Let $A_1,A_2,.....,A_{18}$ be the vertices of a regular polygon with $18$ sides. How many of the triangles $\Delta A_iA_jA_k,1\le i<j<k\le 18$, are isosceles but not equilateral?
A. $63$
B. $70$
C. $126$
D. $144$
I attempted to use the following result:
$$ \#\text{isosceles} = \begin{cases} n^2/2 - (5/3) n & \text{for } n\equiv 0 \pmod 6 \\ n^2/2 - (1/2) n & \text{for } n\equiv 1, 5 \pmod 6 \\ n^2/2 - n & \text{for } n\equiv 2, 4 \pmod 6 \\ n^2/2 - (7/6) n & \text{for } n\equiv 3 \pmod 6 \end{cases}$$
But using this I end up with:
$\dfrac{18^2}{2}-\dfrac{5}{3}\cdot 18=132$
Hence none of the options are matching.Please help with a plausible solution.

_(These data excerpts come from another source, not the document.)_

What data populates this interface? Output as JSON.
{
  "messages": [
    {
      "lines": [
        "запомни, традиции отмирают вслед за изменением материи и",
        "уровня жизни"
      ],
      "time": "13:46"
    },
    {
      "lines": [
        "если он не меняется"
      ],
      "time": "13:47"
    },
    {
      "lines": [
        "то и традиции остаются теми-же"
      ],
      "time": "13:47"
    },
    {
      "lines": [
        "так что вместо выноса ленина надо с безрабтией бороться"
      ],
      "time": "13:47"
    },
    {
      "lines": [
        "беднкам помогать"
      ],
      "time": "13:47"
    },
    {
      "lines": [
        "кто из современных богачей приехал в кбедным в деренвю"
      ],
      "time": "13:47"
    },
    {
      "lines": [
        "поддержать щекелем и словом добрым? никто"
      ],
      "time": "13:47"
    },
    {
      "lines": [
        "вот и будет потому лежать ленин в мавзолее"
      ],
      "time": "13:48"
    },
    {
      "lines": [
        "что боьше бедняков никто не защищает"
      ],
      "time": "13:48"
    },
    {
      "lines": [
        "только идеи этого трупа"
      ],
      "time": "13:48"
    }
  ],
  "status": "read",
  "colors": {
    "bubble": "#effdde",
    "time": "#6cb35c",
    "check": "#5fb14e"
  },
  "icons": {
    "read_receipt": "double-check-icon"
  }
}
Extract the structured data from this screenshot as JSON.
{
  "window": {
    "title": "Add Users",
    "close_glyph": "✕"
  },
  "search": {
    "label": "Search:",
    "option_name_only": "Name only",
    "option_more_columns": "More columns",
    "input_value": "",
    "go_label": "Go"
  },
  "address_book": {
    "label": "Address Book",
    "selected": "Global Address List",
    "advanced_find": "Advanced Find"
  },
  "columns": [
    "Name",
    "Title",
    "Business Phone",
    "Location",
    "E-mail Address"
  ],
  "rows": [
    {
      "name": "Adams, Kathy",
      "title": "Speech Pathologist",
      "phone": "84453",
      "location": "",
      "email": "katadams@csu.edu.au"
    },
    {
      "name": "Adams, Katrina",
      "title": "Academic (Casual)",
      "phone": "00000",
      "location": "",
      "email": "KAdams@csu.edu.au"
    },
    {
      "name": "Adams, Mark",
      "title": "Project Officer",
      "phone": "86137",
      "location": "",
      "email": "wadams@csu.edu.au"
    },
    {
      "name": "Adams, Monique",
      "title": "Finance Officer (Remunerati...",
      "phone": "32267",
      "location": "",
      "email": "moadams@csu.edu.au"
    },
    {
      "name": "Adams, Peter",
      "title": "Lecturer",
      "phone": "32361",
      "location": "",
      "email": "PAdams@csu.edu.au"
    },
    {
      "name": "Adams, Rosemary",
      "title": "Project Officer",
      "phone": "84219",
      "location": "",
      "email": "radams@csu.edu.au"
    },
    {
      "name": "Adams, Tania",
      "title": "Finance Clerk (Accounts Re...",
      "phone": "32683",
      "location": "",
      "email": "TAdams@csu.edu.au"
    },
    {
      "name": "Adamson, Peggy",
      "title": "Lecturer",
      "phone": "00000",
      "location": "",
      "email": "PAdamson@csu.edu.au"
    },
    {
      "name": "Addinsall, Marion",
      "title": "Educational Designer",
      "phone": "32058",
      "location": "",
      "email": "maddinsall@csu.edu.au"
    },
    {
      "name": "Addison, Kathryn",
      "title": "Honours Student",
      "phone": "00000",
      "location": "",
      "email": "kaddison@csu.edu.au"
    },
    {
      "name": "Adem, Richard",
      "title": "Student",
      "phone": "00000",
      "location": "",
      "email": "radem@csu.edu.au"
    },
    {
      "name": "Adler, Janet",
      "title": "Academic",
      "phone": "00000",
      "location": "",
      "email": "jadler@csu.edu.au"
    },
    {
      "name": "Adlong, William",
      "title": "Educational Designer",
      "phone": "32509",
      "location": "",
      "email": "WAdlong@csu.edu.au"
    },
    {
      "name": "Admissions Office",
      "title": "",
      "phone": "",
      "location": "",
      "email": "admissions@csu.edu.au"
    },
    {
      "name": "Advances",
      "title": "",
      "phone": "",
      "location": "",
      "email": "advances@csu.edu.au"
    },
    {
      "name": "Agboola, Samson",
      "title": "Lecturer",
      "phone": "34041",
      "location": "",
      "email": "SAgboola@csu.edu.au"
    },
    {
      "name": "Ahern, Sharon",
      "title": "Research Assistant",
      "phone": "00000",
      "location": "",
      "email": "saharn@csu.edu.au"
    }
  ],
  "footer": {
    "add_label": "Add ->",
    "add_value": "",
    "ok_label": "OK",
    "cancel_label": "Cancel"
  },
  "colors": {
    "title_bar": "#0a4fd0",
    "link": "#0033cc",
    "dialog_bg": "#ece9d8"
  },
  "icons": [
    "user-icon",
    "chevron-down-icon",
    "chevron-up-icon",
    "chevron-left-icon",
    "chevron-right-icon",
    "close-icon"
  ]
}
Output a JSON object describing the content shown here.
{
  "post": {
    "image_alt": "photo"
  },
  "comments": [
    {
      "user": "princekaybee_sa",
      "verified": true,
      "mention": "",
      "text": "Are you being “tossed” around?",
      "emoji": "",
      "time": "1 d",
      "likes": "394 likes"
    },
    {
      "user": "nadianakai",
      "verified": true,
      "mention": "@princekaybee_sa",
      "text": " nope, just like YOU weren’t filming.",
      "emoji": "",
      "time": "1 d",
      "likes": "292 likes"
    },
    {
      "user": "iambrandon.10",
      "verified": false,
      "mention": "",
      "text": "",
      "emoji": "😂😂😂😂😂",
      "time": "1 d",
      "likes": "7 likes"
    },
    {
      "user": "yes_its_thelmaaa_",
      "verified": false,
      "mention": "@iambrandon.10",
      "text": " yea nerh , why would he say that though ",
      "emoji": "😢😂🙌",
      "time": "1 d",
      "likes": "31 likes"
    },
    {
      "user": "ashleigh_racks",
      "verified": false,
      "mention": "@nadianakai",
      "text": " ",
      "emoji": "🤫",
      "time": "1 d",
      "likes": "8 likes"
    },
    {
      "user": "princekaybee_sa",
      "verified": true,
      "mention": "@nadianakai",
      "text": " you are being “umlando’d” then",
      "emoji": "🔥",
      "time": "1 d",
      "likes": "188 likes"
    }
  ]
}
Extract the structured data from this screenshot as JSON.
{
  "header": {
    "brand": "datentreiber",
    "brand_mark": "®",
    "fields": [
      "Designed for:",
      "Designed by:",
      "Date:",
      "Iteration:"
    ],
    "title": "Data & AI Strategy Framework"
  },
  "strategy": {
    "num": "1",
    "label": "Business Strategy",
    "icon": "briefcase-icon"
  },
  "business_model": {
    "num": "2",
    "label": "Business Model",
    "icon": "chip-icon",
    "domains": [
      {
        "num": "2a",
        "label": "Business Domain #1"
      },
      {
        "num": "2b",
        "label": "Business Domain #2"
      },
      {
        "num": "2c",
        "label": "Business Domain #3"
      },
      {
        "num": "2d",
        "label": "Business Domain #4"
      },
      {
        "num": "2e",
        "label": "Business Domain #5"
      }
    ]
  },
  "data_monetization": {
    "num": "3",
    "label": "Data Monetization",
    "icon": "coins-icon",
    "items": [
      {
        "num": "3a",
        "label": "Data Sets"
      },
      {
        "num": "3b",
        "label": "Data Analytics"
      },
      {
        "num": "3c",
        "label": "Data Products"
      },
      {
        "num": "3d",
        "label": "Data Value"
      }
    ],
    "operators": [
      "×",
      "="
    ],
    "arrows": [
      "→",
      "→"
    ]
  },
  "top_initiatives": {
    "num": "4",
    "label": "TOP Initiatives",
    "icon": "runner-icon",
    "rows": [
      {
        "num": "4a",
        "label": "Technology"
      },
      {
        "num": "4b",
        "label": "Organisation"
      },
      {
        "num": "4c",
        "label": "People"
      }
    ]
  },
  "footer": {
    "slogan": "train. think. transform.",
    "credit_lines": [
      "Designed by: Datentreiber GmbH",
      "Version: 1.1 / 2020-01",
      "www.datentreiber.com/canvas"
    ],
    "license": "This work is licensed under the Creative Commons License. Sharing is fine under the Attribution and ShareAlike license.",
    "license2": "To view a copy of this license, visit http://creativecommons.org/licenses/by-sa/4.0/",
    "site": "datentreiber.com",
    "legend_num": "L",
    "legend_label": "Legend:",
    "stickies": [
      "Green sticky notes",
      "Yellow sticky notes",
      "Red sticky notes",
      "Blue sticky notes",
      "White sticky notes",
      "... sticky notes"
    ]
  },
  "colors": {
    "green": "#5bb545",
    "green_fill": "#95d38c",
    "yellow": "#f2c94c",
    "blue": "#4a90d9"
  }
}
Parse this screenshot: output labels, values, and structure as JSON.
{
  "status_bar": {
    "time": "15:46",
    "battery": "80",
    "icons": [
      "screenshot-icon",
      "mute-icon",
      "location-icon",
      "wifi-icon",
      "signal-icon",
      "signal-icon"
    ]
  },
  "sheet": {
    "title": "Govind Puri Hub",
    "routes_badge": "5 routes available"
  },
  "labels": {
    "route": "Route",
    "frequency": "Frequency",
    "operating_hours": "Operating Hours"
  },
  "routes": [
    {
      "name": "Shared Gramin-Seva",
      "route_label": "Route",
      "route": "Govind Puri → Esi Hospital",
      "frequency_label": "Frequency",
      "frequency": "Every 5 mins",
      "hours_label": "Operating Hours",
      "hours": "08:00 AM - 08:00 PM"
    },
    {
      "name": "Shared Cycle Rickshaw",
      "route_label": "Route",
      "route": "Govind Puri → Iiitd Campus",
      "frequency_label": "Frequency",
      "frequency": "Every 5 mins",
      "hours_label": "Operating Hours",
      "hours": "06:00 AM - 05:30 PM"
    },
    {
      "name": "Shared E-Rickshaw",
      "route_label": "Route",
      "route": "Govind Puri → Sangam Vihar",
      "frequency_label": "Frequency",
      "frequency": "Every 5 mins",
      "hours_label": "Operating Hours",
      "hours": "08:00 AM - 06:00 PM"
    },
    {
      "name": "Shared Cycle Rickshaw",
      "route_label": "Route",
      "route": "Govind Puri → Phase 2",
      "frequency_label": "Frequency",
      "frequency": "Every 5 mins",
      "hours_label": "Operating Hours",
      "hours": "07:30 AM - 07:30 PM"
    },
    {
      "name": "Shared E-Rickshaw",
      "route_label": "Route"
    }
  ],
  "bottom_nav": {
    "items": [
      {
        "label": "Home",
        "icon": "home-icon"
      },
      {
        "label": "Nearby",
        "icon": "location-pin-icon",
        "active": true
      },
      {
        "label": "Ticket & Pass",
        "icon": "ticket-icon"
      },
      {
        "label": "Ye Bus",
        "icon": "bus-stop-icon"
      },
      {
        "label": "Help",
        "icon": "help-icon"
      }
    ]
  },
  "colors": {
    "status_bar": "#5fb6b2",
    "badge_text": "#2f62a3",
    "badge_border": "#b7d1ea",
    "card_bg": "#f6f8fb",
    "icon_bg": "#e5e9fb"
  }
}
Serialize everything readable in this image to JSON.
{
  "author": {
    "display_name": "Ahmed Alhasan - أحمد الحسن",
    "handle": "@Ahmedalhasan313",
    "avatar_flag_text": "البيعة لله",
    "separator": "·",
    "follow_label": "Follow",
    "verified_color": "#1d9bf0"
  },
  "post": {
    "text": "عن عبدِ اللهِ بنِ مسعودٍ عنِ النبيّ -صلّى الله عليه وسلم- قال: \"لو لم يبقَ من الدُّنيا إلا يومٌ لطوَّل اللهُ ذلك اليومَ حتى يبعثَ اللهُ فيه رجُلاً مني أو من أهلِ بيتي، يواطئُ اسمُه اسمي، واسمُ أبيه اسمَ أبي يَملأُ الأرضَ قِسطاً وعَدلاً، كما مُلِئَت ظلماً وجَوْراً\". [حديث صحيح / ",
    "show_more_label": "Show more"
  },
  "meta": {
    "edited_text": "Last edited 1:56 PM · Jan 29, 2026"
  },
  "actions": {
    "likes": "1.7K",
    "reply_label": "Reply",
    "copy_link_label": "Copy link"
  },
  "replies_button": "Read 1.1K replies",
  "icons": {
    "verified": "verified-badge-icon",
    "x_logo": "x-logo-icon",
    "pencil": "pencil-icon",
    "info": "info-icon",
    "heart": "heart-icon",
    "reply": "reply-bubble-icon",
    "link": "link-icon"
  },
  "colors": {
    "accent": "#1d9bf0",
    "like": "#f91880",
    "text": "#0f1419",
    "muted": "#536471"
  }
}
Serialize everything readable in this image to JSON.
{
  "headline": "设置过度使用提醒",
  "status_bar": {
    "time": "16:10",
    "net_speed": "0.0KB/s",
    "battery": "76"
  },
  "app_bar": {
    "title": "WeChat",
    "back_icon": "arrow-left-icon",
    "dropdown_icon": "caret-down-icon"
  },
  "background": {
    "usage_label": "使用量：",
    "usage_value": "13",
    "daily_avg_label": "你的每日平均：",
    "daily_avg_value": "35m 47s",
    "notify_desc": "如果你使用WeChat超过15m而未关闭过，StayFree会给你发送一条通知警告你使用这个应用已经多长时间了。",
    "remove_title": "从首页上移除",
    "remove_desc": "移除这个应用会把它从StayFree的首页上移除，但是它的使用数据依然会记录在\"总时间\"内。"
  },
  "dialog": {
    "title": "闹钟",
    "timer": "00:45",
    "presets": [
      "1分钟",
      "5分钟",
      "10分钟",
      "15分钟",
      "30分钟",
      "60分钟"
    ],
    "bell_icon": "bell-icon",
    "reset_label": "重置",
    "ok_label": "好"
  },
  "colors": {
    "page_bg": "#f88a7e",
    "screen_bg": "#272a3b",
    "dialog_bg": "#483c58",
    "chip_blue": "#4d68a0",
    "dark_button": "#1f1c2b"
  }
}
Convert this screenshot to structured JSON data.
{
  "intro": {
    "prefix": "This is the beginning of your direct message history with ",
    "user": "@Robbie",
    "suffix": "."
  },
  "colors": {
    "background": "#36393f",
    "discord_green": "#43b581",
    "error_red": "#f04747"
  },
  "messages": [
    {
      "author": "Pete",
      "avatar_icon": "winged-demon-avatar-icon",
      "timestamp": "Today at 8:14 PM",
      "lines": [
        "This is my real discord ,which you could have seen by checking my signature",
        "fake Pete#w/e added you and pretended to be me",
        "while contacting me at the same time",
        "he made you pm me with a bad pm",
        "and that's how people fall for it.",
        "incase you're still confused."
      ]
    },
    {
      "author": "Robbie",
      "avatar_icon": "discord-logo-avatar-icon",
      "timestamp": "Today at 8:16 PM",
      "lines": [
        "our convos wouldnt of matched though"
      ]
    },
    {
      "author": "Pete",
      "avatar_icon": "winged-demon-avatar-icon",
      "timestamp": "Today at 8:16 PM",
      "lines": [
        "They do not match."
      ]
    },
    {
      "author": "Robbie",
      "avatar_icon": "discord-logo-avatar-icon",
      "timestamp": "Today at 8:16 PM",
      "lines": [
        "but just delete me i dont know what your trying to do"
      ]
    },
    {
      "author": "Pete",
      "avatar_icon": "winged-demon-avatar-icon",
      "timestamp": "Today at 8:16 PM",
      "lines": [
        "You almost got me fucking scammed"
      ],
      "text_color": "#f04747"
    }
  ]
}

Thus it is clear that I am lagging in some knowledge about this somewhere.Also I request you to give me proper theoretical basis to sole any problem of this genre.
There are $18$ ways to choose the apex of the triangle. If the apex is at vertex $0$ the two other vertices can be at one of the pairs $\pm1$, $\ldots$, $\pm5$, $\pm7$, $\pm8$. As a consequence there are $18\cdot7=126$ possibilities in all.